Closed skk74 closed 2 years ago
This is definitely concerning. I think we should avoid storing any normalized property values in the database and instead perform normalization on an as-needed basis.
Currently, the normalized DFT energy is stored in a field specified by "relaxed_energy"
. I propose that we store the un-normalized energy instead, calling it "total_energy"
, while retaining parsing support for databases that contain a "relaxed_energy"
field.
I am raising this issue because it's a little rare and often overlooked but luckily @farnazcs was able to provide some hard evidence. In the case of a project that allows vacancies, certain calculations can have relaxations that result in one configuration mapping onto another configuration of a different volume. for example:
1 structure has mapped onto Configuration SCEL13_13_1_1_0_9_9/7, which already existed in your project
Because no calculation data exists for configuration SCEL13_13_1_1_0_9_9/7, it will acquire the data from "/home/fkaboudvand/work/binary_Li_Sn/NOVdW_primitiveBCC/training_data/SCEL11_11_1_1_0_10_3/8/calctype.default/properties.calc.json"

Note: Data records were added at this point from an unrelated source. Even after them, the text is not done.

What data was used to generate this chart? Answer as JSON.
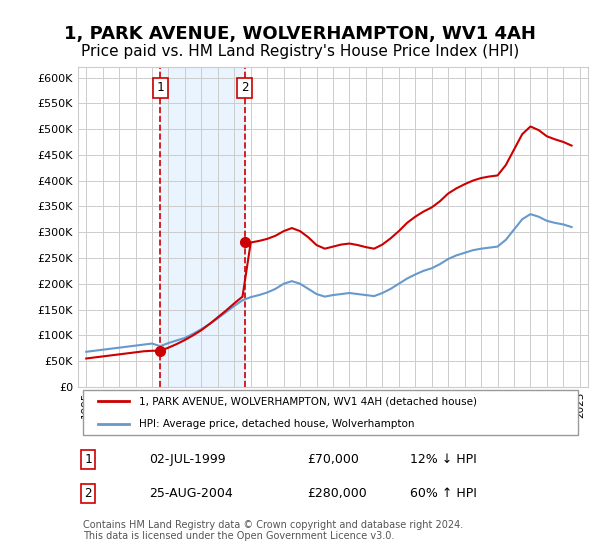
{
  "title": "1, PARK AVENUE, WOLVERHAMPTON, WV1 4AH",
  "subtitle": "Price paid vs. HM Land Registry's House Price Index (HPI)",
  "title_fontsize": 13,
  "subtitle_fontsize": 11,
  "ylabel_ticks": [
    "£0",
    "£50K",
    "£100K",
    "£150K",
    "£200K",
    "£250K",
    "£300K",
    "£350K",
    "£400K",
    "£450K",
    "£500K",
    "£550K",
    "£600K"
  ],
  "ytick_values": [
    0,
    50000,
    100000,
    150000,
    200000,
    250000,
    300000,
    350000,
    400000,
    450000,
    500000,
    550000,
    600000
  ],
  "ylim": [
    0,
    620000
  ],
  "xlim_start": 1994.5,
  "xlim_end": 2025.5,
  "xtick_years": [
    1995,
    1996,
    1997,
    1998,
    1999,
    2000,
    2001,
    2002,
    2003,
    2004,
    2005,
    2006,
    2007,
    2008,
    2009,
    2010,
    2011,
    2012,
    2013,
    2014,
    2015,
    2016,
    2017,
    2018,
    2019,
    2020,
    2021,
    2022,
    2023,
    2024,
    2025
  ],
  "sale1_x": 1999.5,
  "sale1_y": 70000,
  "sale2_x": 2004.65,
  "sale2_y": 280000,
  "sale1_label": "1",
  "sale2_label": "2",
  "vline1_x": 1999.5,
  "vline2_x": 2004.65,
  "shade_color": "#ddeeff",
  "vline_color": "#cc0000",
  "red_line_color": "#cc0000",
  "blue_line_color": "#6699cc",
  "legend1_text": "1, PARK AVENUE, WOLVERHAMPTON, WV1 4AH (detached house)",
  "legend2_text": "HPI: Average price, detached house, Wolverhampton",
  "table_row1": [
    "1",
    "02-JUL-1999",
    "£70,000",
    "12% ↓ HPI"
  ],
  "table_row2": [
    "2",
    "25-AUG-2004",
    "£280,000",
    "60% ↑ HPI"
  ],
  "footer": "Contains HM Land Registry data © Crown copyright and database right 2024.\nThis data is licensed under the Open Government Licence v3.0.",
  "background_color": "#ffffff",
  "grid_color": "#cccccc",
  "hpi_years": [
    1995,
    1995.5,
    1996,
    1996.5,
    1997,
    1997.5,
    1998,
    1998.5,
    1999,
    1999.5,
    2000,
    2000.5,
    2001,
    2001.5,
    2002,
    2002.5,
    2003,
    2003.5,
    2004,
    2004.5,
    2005,
    2005.5,
    2006,
    2006.5,
    2007,
    2007.5,
    2008,
    2008.5,
    2009,
    2009.5,
    2010,
    2010.5,
    2011,
    2011.5,
    2012,
    2012.5,
    2013,
    2013.5,
    2014,
    2014.5,
    2015,
    2015.5,
    2016,
    2016.5,
    2017,
    2017.5,
    2018,
    2018.5,
    2019,
    2019.5,
    2020,
    2020.5,
    2021,
    2021.5,
    2022,
    2022.5,
    2023,
    2023.5,
    2024,
    2024.5
  ],
  "hpi_values": [
    68000,
    70000,
    72000,
    74000,
    76000,
    78000,
    80000,
    82000,
    84000,
    79000,
    85000,
    90000,
    95000,
    103000,
    112000,
    122000,
    133000,
    145000,
    157000,
    168000,
    174000,
    178000,
    183000,
    190000,
    200000,
    205000,
    200000,
    190000,
    180000,
    175000,
    178000,
    180000,
    182000,
    180000,
    178000,
    176000,
    182000,
    190000,
    200000,
    210000,
    218000,
    225000,
    230000,
    238000,
    248000,
    255000,
    260000,
    265000,
    268000,
    270000,
    272000,
    285000,
    305000,
    325000,
    335000,
    330000,
    322000,
    318000,
    315000,
    310000
  ],
  "price_years": [
    1995,
    1995.5,
    1996,
    1996.5,
    1997,
    1997.5,
    1998,
    1998.5,
    1999,
    1999.5,
    2000,
    2000.5,
    2001,
    2001.5,
    2002,
    2002.5,
    2003,
    2003.5,
    2004,
    2004.5,
    2005,
    2005.5,
    2006,
    2006.5,
    2007,
    2007.5,
    2008,
    2008.5,
    2009,
    2009.5,
    2010,
    2010.5,
    2011,
    2011.5,
    2012,
    2012.5,
    2013,
    2013.5,
    2014,
    2014.5,
    2015,
    2015.5,
    2016,
    2016.5,
    2017,
    2017.5,
    2018,
    2018.5,
    2019,
    2019.5,
    2020,
    2020.5,
    2021,
    2021.5,
    2022,
    2022.5,
    2023,
    2023.5,
    2024,
    2024.5
  ],
  "price_values": [
    55000,
    57000,
    59000,
    61000,
    63000,
    65000,
    67000,
    69000,
    70000,
    70000,
    76000,
    83000,
    91000,
    100000,
    110000,
    122000,
    135000,
    148000,
    162000,
    175000,
    280000,
    283000,
    287000,
    293000,
    302000,
    308000,
    302000,
    290000,
    275000,
    268000,
    272000,
    276000,
    278000,
    275000,
    271000,
    268000,
    276000,
    288000,
    302000,
    318000,
    330000,
    340000,
    348000,
    360000,
    375000,
    385000,
    393000,
    400000,
    405000,
    408000,
    410000,
    430000,
    460000,
    490000,
    505000,
    498000,
    486000,
    480000,
    475000,
    468000
  ]
}
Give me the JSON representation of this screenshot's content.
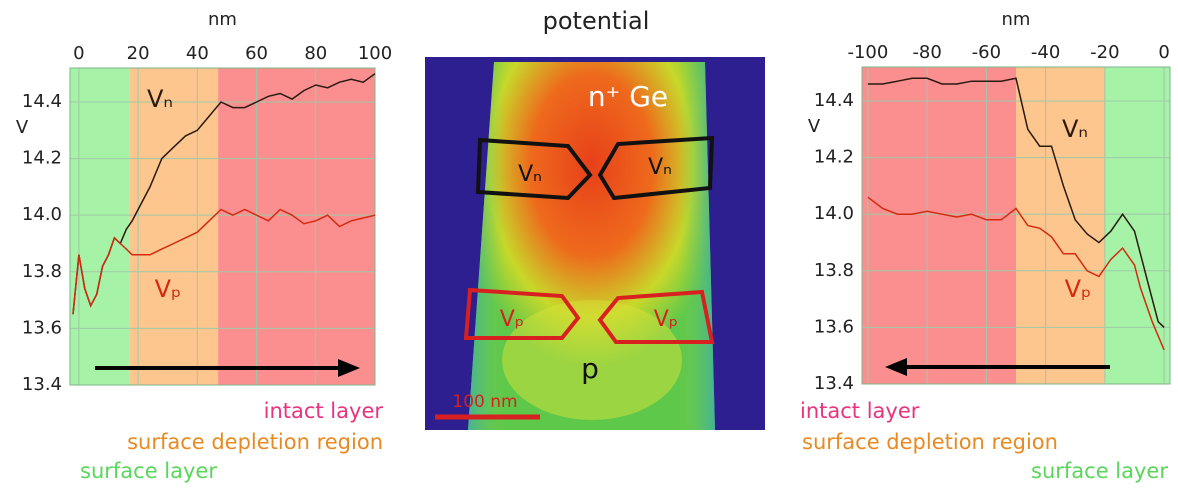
{
  "chart_data": [
    {
      "type": "line",
      "x_label": "nm",
      "y_label": "V",
      "xlim": [
        -3,
        100
      ],
      "xticks": [
        0,
        20,
        40,
        60,
        80,
        100
      ],
      "ylim": [
        13.4,
        14.52
      ],
      "yticks": [
        13.4,
        13.6,
        13.8,
        {
          "value": 14,
          "label": "14.0"
        },
        14.2,
        14.4
      ],
      "grid": true,
      "regions": [
        {
          "name": "intact layer",
          "color": "#fb8f8f",
          "text_color": "#e8337f",
          "from": 47,
          "to": 100
        },
        {
          "name": "surface depletion region",
          "color": "#fdc68e",
          "text_color": "#e88a22",
          "from": 17,
          "to": 47
        },
        {
          "name": "surface layer",
          "color": "#a6f2a6",
          "text_color": "#5ad65a",
          "from": -3,
          "to": 17
        }
      ],
      "x": [
        -2,
        0,
        2,
        4,
        6,
        8,
        10,
        12,
        14,
        16,
        18,
        20,
        24,
        28,
        32,
        36,
        40,
        44,
        48,
        52,
        56,
        60,
        64,
        68,
        72,
        76,
        80,
        84,
        88,
        92,
        96,
        100
      ],
      "series": [
        {
          "name": "Vₙ",
          "color": "#2a1a10",
          "values": [
            13.65,
            13.86,
            13.74,
            13.68,
            13.72,
            13.82,
            13.86,
            13.92,
            13.9,
            13.95,
            13.98,
            14.02,
            14.1,
            14.2,
            14.24,
            14.28,
            14.3,
            14.35,
            14.4,
            14.38,
            14.38,
            14.4,
            14.42,
            14.43,
            14.41,
            14.44,
            14.46,
            14.45,
            14.47,
            14.48,
            14.47,
            14.5
          ]
        },
        {
          "name": "Vₚ",
          "color": "#d42a10",
          "values": [
            13.65,
            13.86,
            13.74,
            13.68,
            13.72,
            13.82,
            13.86,
            13.92,
            13.9,
            13.88,
            13.86,
            13.86,
            13.86,
            13.88,
            13.9,
            13.92,
            13.94,
            13.98,
            14.02,
            14.0,
            14.02,
            14.0,
            13.98,
            14.02,
            14.0,
            13.97,
            13.98,
            14.0,
            13.96,
            13.98,
            13.99,
            14.0
          ]
        }
      ]
    },
    {
      "type": "line",
      "x_label": "nm",
      "y_label": "V",
      "xlim": [
        -102,
        2
      ],
      "xticks": [
        -100,
        -80,
        -60,
        -40,
        -20,
        0
      ],
      "ylim": [
        13.4,
        14.52
      ],
      "yticks": [
        13.4,
        13.6,
        13.8,
        {
          "value": 14,
          "label": "14.0"
        },
        14.2,
        14.4
      ],
      "grid": true,
      "regions": [
        {
          "name": "intact layer",
          "color": "#fb8f8f",
          "text_color": "#e8337f",
          "from": -102,
          "to": -50
        },
        {
          "name": "surface depletion region",
          "color": "#fdc68e",
          "text_color": "#e88a22",
          "from": -50,
          "to": -20
        },
        {
          "name": "surface layer",
          "color": "#a6f2a6",
          "text_color": "#5ad65a",
          "from": -20,
          "to": 2
        }
      ],
      "x": [
        -100,
        -95,
        -90,
        -85,
        -80,
        -75,
        -70,
        -65,
        -60,
        -55,
        -50,
        -46,
        -42,
        -38,
        -34,
        -30,
        -26,
        -22,
        -18,
        -14,
        -10,
        -8,
        -6,
        -4,
        -2,
        0
      ],
      "series": [
        {
          "name": "Vₙ",
          "color": "#2a1a10",
          "values": [
            14.46,
            14.46,
            14.47,
            14.48,
            14.48,
            14.46,
            14.46,
            14.47,
            14.47,
            14.47,
            14.48,
            14.3,
            14.24,
            14.24,
            14.1,
            13.98,
            13.93,
            13.9,
            13.94,
            14.0,
            13.94,
            13.86,
            13.78,
            13.7,
            13.62,
            13.6
          ]
        },
        {
          "name": "Vₚ",
          "color": "#d42a10",
          "values": [
            14.06,
            14.02,
            14.0,
            14.0,
            14.01,
            14.0,
            13.99,
            14.0,
            13.98,
            13.98,
            14.02,
            13.96,
            13.95,
            13.92,
            13.86,
            13.86,
            13.8,
            13.78,
            13.84,
            13.88,
            13.82,
            13.74,
            13.68,
            13.62,
            13.57,
            13.52
          ]
        }
      ]
    }
  ],
  "image": {
    "title": "potential",
    "region_top": "n⁺ Ge",
    "region_bottom": "p",
    "box_n_left": "Vₙ",
    "box_n_right": "Vₙ",
    "box_p_left": "Vₚ",
    "box_p_right": "Vₚ",
    "scale_bar": "100 nm"
  }
}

If this configuration of a different volume has not been calculated, then the data from the original calculation is stored in the uncalculated configuration as its own data. This causes a problem because the parsed data (i.e. the data that is stored in config_list.json) is already normalized by the supercell volume. You can see evidence in this in the update report. Note that the relaxed energy is listed as -2.43182 this is calculated in the Configuration::read_calc_properties() routine. When the new configuration (SCEL13_13.... in this example) is just copying the data over to itself (internally in config_list.json) it doesn't change the value stored despite the change in supercell volume from 11 to 13. Therefore, all calculations based on the relaxed energy of this SCEL13... configuration are now incorrect due to the improper renormalization! This will alter all formation energy plots, fits, and essentially everything else casm is meant to operate with if this SCEL13 configuration is used. Typically this isn't a problem due to some unofficial user protocol. This is often avoided because when users in the avdv group see that a configuration has relaxed to another configuration that has not yet been calculated, we calculate it in order to get the "native" starting configuration's data. (This is also because any correlations will match this configuration better most likely). Once the SCEL13.. calculation is run from scratch, as long as it doesn't relax to another configuration, the improperly normalized data is removed and the casm project has returned to normalcy.